Points forts de cette aventure 

Lors de cette expérience, j’ai pu voir tout le bénéfice que l’on pouvait tirer de la collaboration entre enseignants et scientifiques dans la mise en place de petits ateliers d’apprentissage pour les enfants. J’ai réalisé que j’étais trop dans ma démarche scientifique, à vouloir concevoir des expériences sans avoir suffisamment de recul sur le comportement des enfants, alors que les enseignantes anticipaient parfaitement les réactions de leurs élèves (leurs capacités attentionnelles, leurs motivations etc.).
J’ai pu voir que mêmes tout petits, les enfants réfléchissent énormément et se posent des questions continuellement. Je cite Guillaume-Antoine, élève de moyenne section qui vient me voir en fin de séance et me dit: « je veux continuer à discuter avec toi, pourquoi on a goûté l’eau? »… Ceci est une belle preuve que même si nous avons l’impression que les plus petits ont la tête dans les nuages, en réalité ils sont tout de même attentifs à ce qui se passe autour d’eux et ils essayent de comprendre !
Ou encore Baptiste, élève de grande section, qui me dit « Ah ouiii, avec Nathalie on a fait une expérience pour comprendre comment poussent les graines! », faisant référence à une expérience faite en classe avec leur institutrice quelques semaines avant mon arrivée. Ceci montre que Baptiste a de lui même compris qu’il était dans une démarche scientifique, quand leur institutrice leur faisait faire des expériences sur les conditions de germination des graines.
Dernière citation, parce qu’il y en a beaucoup, celle de Paloma, élève de grande section, qui me dit à la fin de l’expérience sur le goût: « la science sert à savoir qu’est ce qui est bon pour la santé et qu’est ce qui est mauvais. », alors que nous n’avions pas abordé cette question pendant la séance…Peut être devrions-nous accorder plus d’importance aux représentations initiales que les enfants ont sur certains concepts afin d’optimiser leur apprentissage.
Enfin, une dernière observation que j’ai trouvé intéressante : le travail de groupe a eu des effets positifs sur la mémorisation des informations. Au début de chaque séance, nous demandions aux enfants s’ils se souvenaient de ce qu’on avait fait la fois précédente et ils s’en souvenaient, même après les vacances de Noël ! Ils évoquaient beaucoup de souvenir avec leurs camarades, par exemple les blagues qu’ils se sont faites entre eux pendant les séances.




dimanche 21 juin 2015

Atelier « Ombre et Lumière »



Ecole primaire Ampère à Grenoble, classes de Cécile Blanc et Séverine Pastorel (CE2)
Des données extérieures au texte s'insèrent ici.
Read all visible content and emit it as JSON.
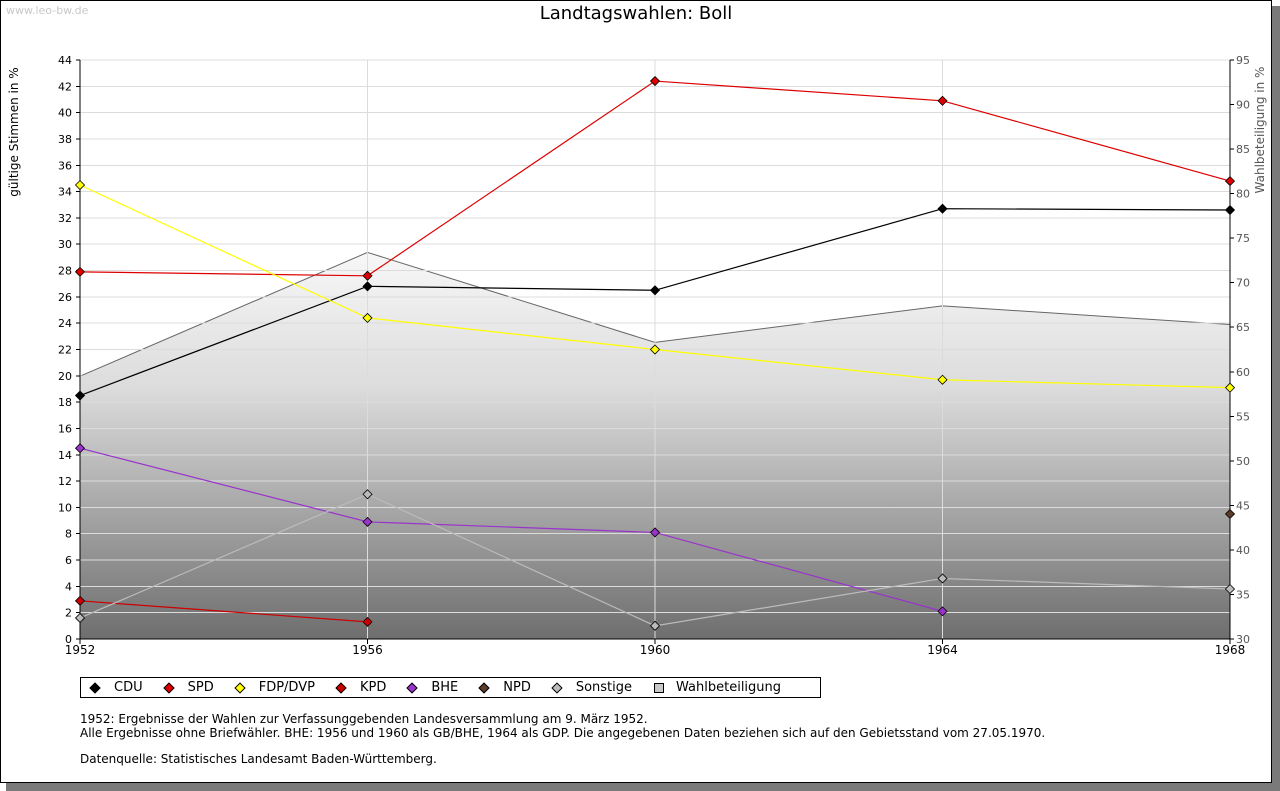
{
  "watermark": "www.leo-bw.de",
  "chart_data": {
    "type": "line",
    "title": "Landtagswahlen: Boll",
    "xlabel": "",
    "ylabel": "gültige Stimmen in %",
    "y2label": "Wahlbeteiligung in %",
    "categories": [
      "1952",
      "1956",
      "1960",
      "1964",
      "1968"
    ],
    "ylim": [
      0,
      44
    ],
    "y2lim": [
      30,
      95
    ],
    "yticks": [
      "0",
      "2",
      "4",
      "6",
      "8",
      "10",
      "12",
      "14",
      "16",
      "18",
      "20",
      "22",
      "24",
      "26",
      "28",
      "30",
      "32",
      "34",
      "36",
      "38",
      "40",
      "42",
      "44"
    ],
    "y2ticks": [
      "30",
      "35",
      "40",
      "45",
      "50",
      "55",
      "60",
      "65",
      "70",
      "75",
      "80",
      "85",
      "90",
      "95"
    ],
    "grid": true,
    "series": [
      {
        "name": "CDU",
        "color": "#000000",
        "values": [
          18.5,
          26.8,
          26.5,
          32.7,
          32.6
        ]
      },
      {
        "name": "SPD",
        "color": "#dd0000",
        "values": [
          27.9,
          27.6,
          42.4,
          40.9,
          34.8
        ]
      },
      {
        "name": "FDP/DVP",
        "color": "#ffff00",
        "values": [
          34.5,
          24.4,
          22.0,
          19.7,
          19.1
        ]
      },
      {
        "name": "KPD",
        "color": "#cc0000",
        "values": [
          2.9,
          1.3,
          null,
          null,
          null
        ]
      },
      {
        "name": "BHE",
        "color": "#9933cc",
        "values": [
          14.5,
          8.9,
          8.1,
          2.1,
          null
        ]
      },
      {
        "name": "NPD",
        "color": "#5c3c2c",
        "values": [
          null,
          null,
          null,
          null,
          9.5
        ]
      },
      {
        "name": "Sonstige",
        "color": "#bbbbbb",
        "values": [
          1.6,
          11.0,
          1.0,
          4.6,
          3.8
        ]
      }
    ],
    "turnout": {
      "name": "Wahlbeteiligung",
      "axis": "right",
      "values": [
        59.5,
        73.4,
        63.3,
        67.4,
        65.3
      ]
    }
  },
  "legend": [
    {
      "label": "CDU",
      "color": "#000000"
    },
    {
      "label": "SPD",
      "color": "#dd0000"
    },
    {
      "label": "FDP/DVP",
      "color": "#ffff00"
    },
    {
      "label": "KPD",
      "color": "#cc0000"
    },
    {
      "label": "BHE",
      "color": "#9933cc"
    },
    {
      "label": "NPD",
      "color": "#5c3c2c"
    },
    {
      "label": "Sonstige",
      "color": "#bbbbbb"
    },
    {
      "label": "Wahlbeteiligung",
      "color": "#c8c8c8"
    }
  ],
  "notes": {
    "line1": "1952: Ergebnisse der Wahlen zur Verfassunggebenden Landesversammlung am 9. März 1952.",
    "line2": "Alle Ergebnisse ohne Briefwähler. BHE: 1956 und 1960 als GB/BHE, 1964 als GDP. Die angegebenen Daten beziehen sich auf den Gebietsstand vom 27.05.1970.",
    "source": "Datenquelle: Statistisches Landesamt Baden-Württemberg."
  }
}
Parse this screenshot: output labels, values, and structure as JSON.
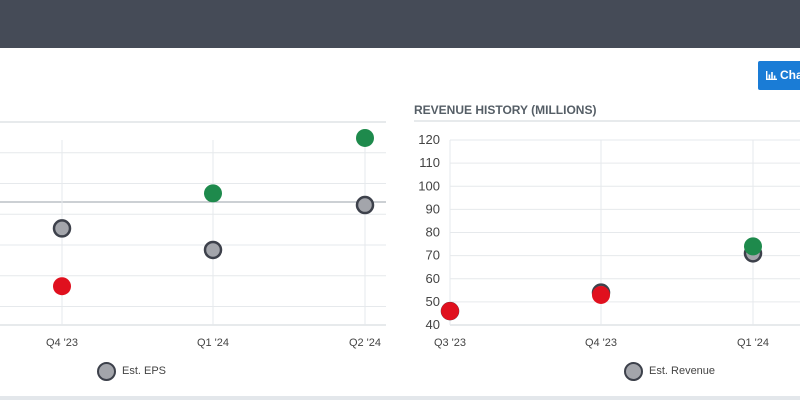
{
  "button": {
    "label": "Cha"
  },
  "charts": {
    "revenue": {
      "title": "REVENUE HISTORY (MILLIONS)"
    }
  },
  "colors": {
    "header_bg": "#454b57",
    "button_bg": "#1a7cd6",
    "beat": "#1e8a4c",
    "miss": "#e0101e",
    "estimate_fill": "#a3a5ab",
    "estimate_stroke": "#3d414b"
  },
  "chart_data": [
    {
      "type": "scatter",
      "title": "",
      "categories": [
        "Q4 '23",
        "Q1 '24",
        "Q2 '24"
      ],
      "series": [
        {
          "name": "Est. EPS",
          "values": [
            2.57,
            2.22,
            2.95
          ]
        },
        {
          "name": "",
          "values": [
            1.63,
            3.14,
            4.04
          ]
        }
      ],
      "point_colors": [
        "miss",
        "beat",
        "beat"
      ],
      "ylim": [
        1.0,
        4.3
      ],
      "grid": true,
      "legend": "bottom"
    },
    {
      "type": "scatter",
      "title": "REVENUE HISTORY (MILLIONS)",
      "categories": [
        "Q3 '23",
        "Q4 '23",
        "Q1 '24"
      ],
      "series": [
        {
          "name": "Est. Revenue",
          "values": [
            46,
            54,
            71
          ]
        },
        {
          "name": "",
          "values": [
            46,
            53,
            74
          ]
        }
      ],
      "point_colors": [
        "miss",
        "miss",
        "beat"
      ],
      "yticks": [
        40,
        50,
        60,
        70,
        80,
        90,
        100,
        110,
        120
      ],
      "ylim": [
        40,
        120
      ],
      "grid": true,
      "legend": "bottom"
    }
  ]
}
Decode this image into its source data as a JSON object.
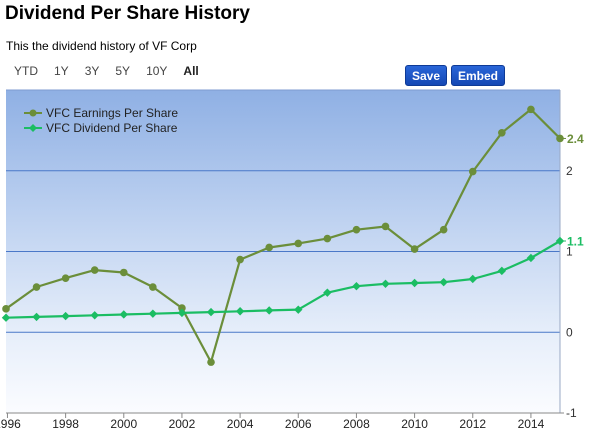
{
  "header": {
    "title": "Dividend Per Share History",
    "subtitle": "This the dividend history of VF Corp"
  },
  "range_buttons": [
    "YTD",
    "1Y",
    "3Y",
    "5Y",
    "10Y",
    "All"
  ],
  "active_range": "All",
  "actions": {
    "save_label": "Save",
    "embed_label": "Embed"
  },
  "colors": {
    "eps": "#6b8e3a",
    "dividend": "#1bbd63",
    "grid": "#4a78c8",
    "button": "#1a55c8"
  },
  "chart_data": {
    "type": "line",
    "title": "",
    "xlabel": "",
    "ylabel": "",
    "x_ticks": [
      "1996",
      "1998",
      "2000",
      "2002",
      "2004",
      "2006",
      "2008",
      "2010",
      "2012",
      "2014"
    ],
    "y_ticks": [
      "2",
      "1",
      "0",
      "-1"
    ],
    "ylim": [
      -1,
      3
    ],
    "xlim": [
      1995.95,
      2015
    ],
    "legend_position": "top-left",
    "grid": true,
    "x": [
      1995.95,
      1997,
      1998,
      1999,
      2000,
      2001,
      2002,
      2003,
      2004,
      2005,
      2006,
      2007,
      2008,
      2009,
      2010,
      2011,
      2012,
      2013,
      2014,
      2015
    ],
    "series": [
      {
        "name": "VFC Earnings Per Share",
        "end_label": "2.4",
        "values": [
          0.29,
          0.56,
          0.67,
          0.77,
          0.74,
          0.56,
          0.3,
          -0.37,
          0.9,
          1.05,
          1.1,
          1.16,
          1.27,
          1.31,
          1.03,
          1.27,
          1.99,
          2.47,
          2.76,
          2.4
        ]
      },
      {
        "name": "VFC Dividend Per Share",
        "end_label": "1.1",
        "values": [
          0.18,
          0.19,
          0.2,
          0.21,
          0.22,
          0.23,
          0.24,
          0.25,
          0.26,
          0.27,
          0.28,
          0.49,
          0.57,
          0.6,
          0.61,
          0.62,
          0.66,
          0.76,
          0.92,
          1.13
        ]
      }
    ]
  }
}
Claire Hamelin et Guillaume Lang



Étant tous deux physiciens, nous avons choisi pour cet atelier ASTEP d’aborder le thème « Ombre et Lumière ». Ce choix a été motivé par notre expérience d’enseignants en optique à l’UJF dans le cadre de nos missions d’enseignement, l’adéquation avec le programme scientifique de CE2 qui aborde la notion d’ombre, et le fait que 2015 est l’année internationale de la lumière.

Nous sommes intervenus pendant six séances d’une heure chacune dans les deux classes, à raison de deux séances par semaine. Ces séances comprennent une séquence sur l’ombre dans le cadre du programme, une séance d’ouverture, plus courte, sur la lumière, et une séance d’évaluation des connaissances.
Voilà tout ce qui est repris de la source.